No coletivo de bilhões de Cains e Abéis, o perdão é sempre o maior desafio de todos
No coletivo de bilhões de cains e abéis, o perdão é sempre o maior de todos os desafios. Nada mais simples e ao mesmo tempo complicado
Janeiro, 1963
Douglas nasceu saudável, de parto normal. O problema foi Cesinha, o irmão mais velho, de 3 aninhos. Ao ver o recém-nascido em casa, deitou na cama e não conseguiu mais levantar. Queixava-se de fortes dores nas pernas e choramingava muito. O pediatra suspeitou de paralisia infantil. Mas, no quarto dia, a avó, desconfiada, comprou uma bola e chuteirinhas da marca Campana. Colocou-as nos pés de Cesinha e ele simplesmente esqueceu a encenação. Saiu correndo atrás de uma bola.
Janeiro, 1977
Laerte, o idolatrado amigo carioca de Cesinha, veio ao Guarujá passar as férias de verão. Laerte era bonito, sabia pegar onda e tocava “Stairway to Heaven”, do Led Zeppelin, inteirinha no violão. Era o protagonista de aventuras maravilhosas relatadas por Cesinha ao voltar da colônia de férias em Campos do Jordão. Douglas conhecia as histórias de cor e as contava para seus amigos numa versão adaptada, como se as tivesse vivido. Laerte era supergente fina, não era metido a besta e não tratava Douglas como um bundão. Com a atenção de Laerte, até Cesinha estava sendo legal e chegou a rir de algumas piadas sem graça do Douglas. Não ficou, como sempre, tentando dispensá-lo como um traste espinhento.
Douglas tocou no violão uma canção que estava compondo, uma balada rock progressista de protesto que – como definia – era uma mistura de Emerson, Lake and Palmer com Geraldo Vandré. Laerte elogiou a composição e até aprendeu a tocá-la. Naquela noite, Douglas nem conseguiu dormir de tão entusiasmado. Terminadas as férias no Guarujá, Douglas retomou a vida modorrenta de adolescente ginasiano na Pompeia. E Cesinha conheceu a Selma na boite Ta Matete, uma gostosa do Objetivo de Santo André. Ele se apaixonou e os dois começaram a namorar. Muitos meses se passaram e, em um sábado à noite, Douglas ficou em casa assistindo televisão e se masturbando. Cesinha voltou da rua chorando e contou que Selma tinha ido ao Rio e dado para o Laerte. Contou também que o carioca tinha apresentado a música composta por Douglas no Festival da Canção de Cabo Frio como se fosse de sua autoria.
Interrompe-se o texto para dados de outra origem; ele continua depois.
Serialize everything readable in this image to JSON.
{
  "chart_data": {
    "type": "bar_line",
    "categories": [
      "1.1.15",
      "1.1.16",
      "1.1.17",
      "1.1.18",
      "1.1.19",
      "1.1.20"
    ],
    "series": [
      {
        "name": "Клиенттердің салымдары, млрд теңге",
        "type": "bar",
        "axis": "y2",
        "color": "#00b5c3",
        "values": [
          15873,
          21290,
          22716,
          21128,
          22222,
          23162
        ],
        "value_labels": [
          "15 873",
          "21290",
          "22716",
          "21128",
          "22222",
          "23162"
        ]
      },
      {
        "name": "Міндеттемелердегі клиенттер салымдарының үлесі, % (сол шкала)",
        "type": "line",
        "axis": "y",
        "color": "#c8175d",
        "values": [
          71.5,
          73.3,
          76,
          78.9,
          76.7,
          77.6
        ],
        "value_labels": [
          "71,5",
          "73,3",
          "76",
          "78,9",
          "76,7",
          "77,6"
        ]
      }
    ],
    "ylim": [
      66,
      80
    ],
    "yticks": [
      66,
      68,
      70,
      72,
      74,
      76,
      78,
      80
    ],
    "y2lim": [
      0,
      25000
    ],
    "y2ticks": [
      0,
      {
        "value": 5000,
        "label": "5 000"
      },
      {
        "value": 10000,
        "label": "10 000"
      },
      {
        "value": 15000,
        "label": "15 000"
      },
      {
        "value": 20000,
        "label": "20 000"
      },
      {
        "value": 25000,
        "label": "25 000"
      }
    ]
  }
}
Com pena do irmão, Douglas nem se incomodou com o furto autoral.
Só quando foi dormir, Douglas se deu conta de algo muito grave: três meses haviam se passado desde a ida de Cesinha ao festival de Cabo Frio. Por que seu irmão demorou tanto para contar que Laerte roubara sua música? Como pôde continuar a amizade com o ladrão? Douglas sacou que Cesinha só se dignou a contar a história depois de se tornar vítima do carioca filho da puta. Ao ser confrontado, Cesinha simplesmente gritou: “Não fui eu que mandei tocar aquela bosta de música para aquele filho da puta”. Douglas disse que não estava culpando Cesinha pela desonestidade de Laerte. Estava ferido porque a coisa foi mantida em segredo e a amizade com o traidor continuara. Douglas ficou puto, mas engoliu seco.
Ontem à noite
Fui a uma reunião da minha turma do ginásio e reencontrei o Douglas, que não via há 33 anos. Ele me contou que tinha uma loja de cozinhas de luxo e era representante exclusivo no Brasil de renomadas marcas. Perguntei pelo irmão e ele engoliu seco. Há muitos anos Cesinha andava mal das pernas. Tinha enterrado toda a grana dos pais quando entrou de sócio em uma rede de fast-food que não decolou. A crise financeira foi a última gota d’água: falido e sem crédito, separado da mulher e dos filhos, Cesinha se jogou do nono andar de um prédio em Moema havia três meses.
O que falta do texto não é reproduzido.